As bruxas não paravam de entoar seu feitiço. Pelo jeito, ele não era fácil de ser concluído e elas já pareciam cansadas.

Ele aproveitou aquela oportunidade e o sentiu mais uma vez naquele dia. O mar. Ele só conseguia pensar em uma comparação para aquele poder. Um gigante acordando. Quando Dylan libertou a primeira camada de poder que estava dentro de si algo explodiu. As bruxas pararam de falar, olhando para ele, incrédulas, e caíram, todas de uma vez. Uma parede intransponível de poder irrompeu de Dylan, fazendo com que o homem com asas voasse de sua cadeira e batesse com muita força na parede metalizada atrás de si, fazendo escorrer mais ferrugem para o chão. A dor parou, agora era só a proveniente do acidente de carro, mas ele conseguiu se levantar e cambalear até a porta. Com um esforço, ele conseguiu se libertar das cordas grossas que o amarravam.
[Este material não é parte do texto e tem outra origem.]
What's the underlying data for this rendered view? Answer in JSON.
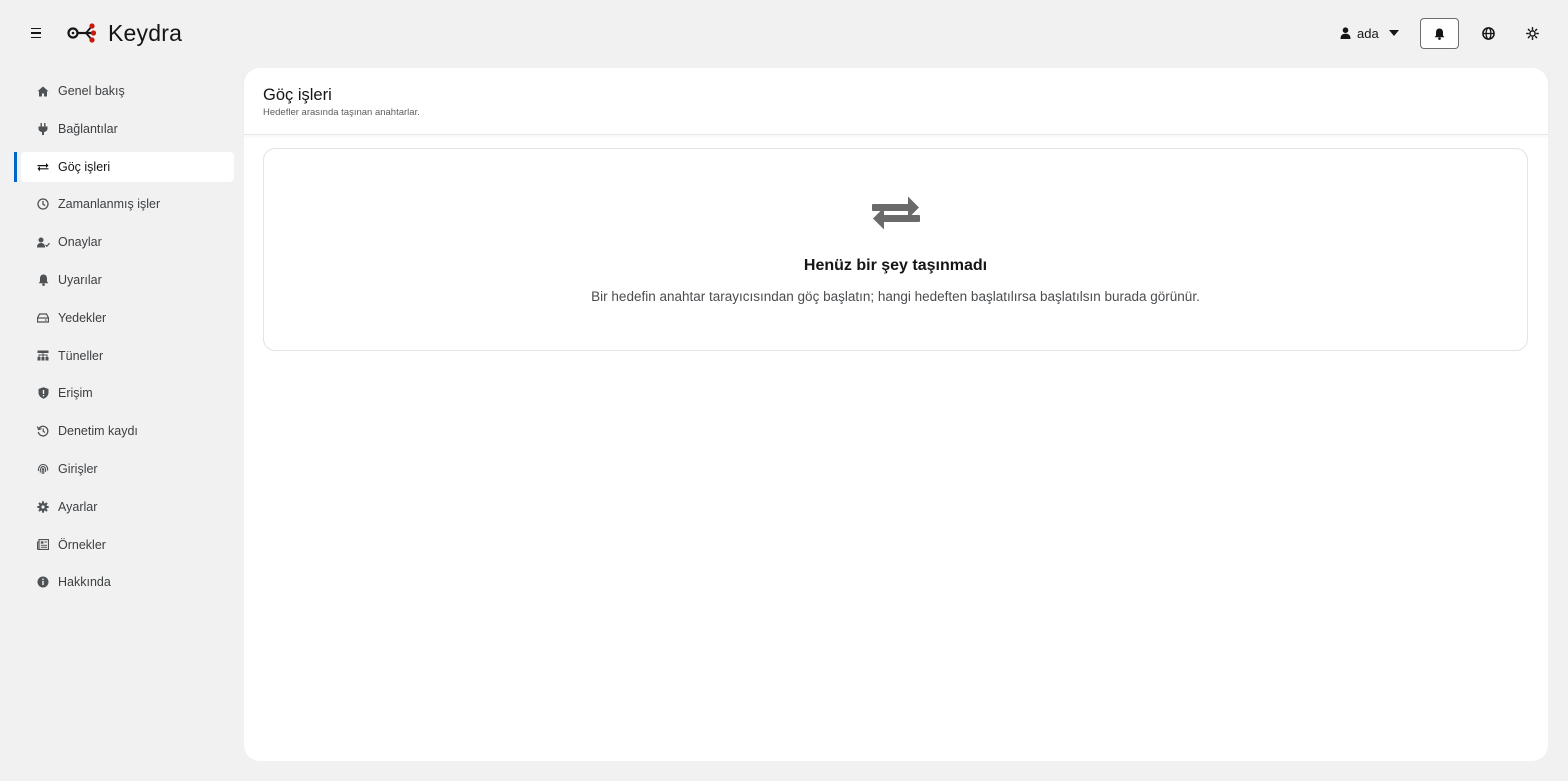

A lua ia alta no céu agora. Ele não sabia quanto tempo tinha ficado desacordado depois do acidente, mas isso não o assustou. Apenas continuou correndo.

“Você pode ter escapado agora.” Disse a voz da Fênix em sua mente. “Mas o próximo ataque será em seu colégio e você não conseguirá impedir. Vai ser tarde demais. Corra, lobinho, corra! Enquanto ainda pode. Você mal perde por esperar pelo seu castigo final.”

Dylan o obedeceu. Ele correu o mais rápido que conseguiu com seu corpo daquele jeito. A areia o atrasava um pouco, enquanto seus pés afundavam no chão macio. Ele tinha que conseguir chegar em casa antes que fosse tarde demais. Precisava avisar Alex.

Ele caiu uma, duas vezes, e seus braços cederam quando tentou se levantar na terceira. Então ele ficou ali, deitado, olhando para a lua que agora cortava já mais da metade do céu, não tão grande quanto estava mais cedo quando ele estivera com Nôah.

Então teve uma ideia. Ele sentia seus olhos pesados e seus corpo cansado. Não seria capaz de dar mais um passo. Bloquear aquele feitiço o exauriu além do limite. Era como quando tinha tentado controlar o mar por tempo demais.

Ele discou o número de Alex e colocou o celular no ouvido. Alex atendeu ao quinto toque.

– O que deu erra...? – Alex já começava a perguntar, mas Dylan sabia que não duraria muito mais acordado.

– Me encontre – falou ele, a voz cansada. – Meu GPS está ligado.

E deixou o celular cair na areia assim como seu braço. Ele caiu em uma subconsciência tão profunda que duvidava que qualquer sonho pudesse alcançá-lo ali.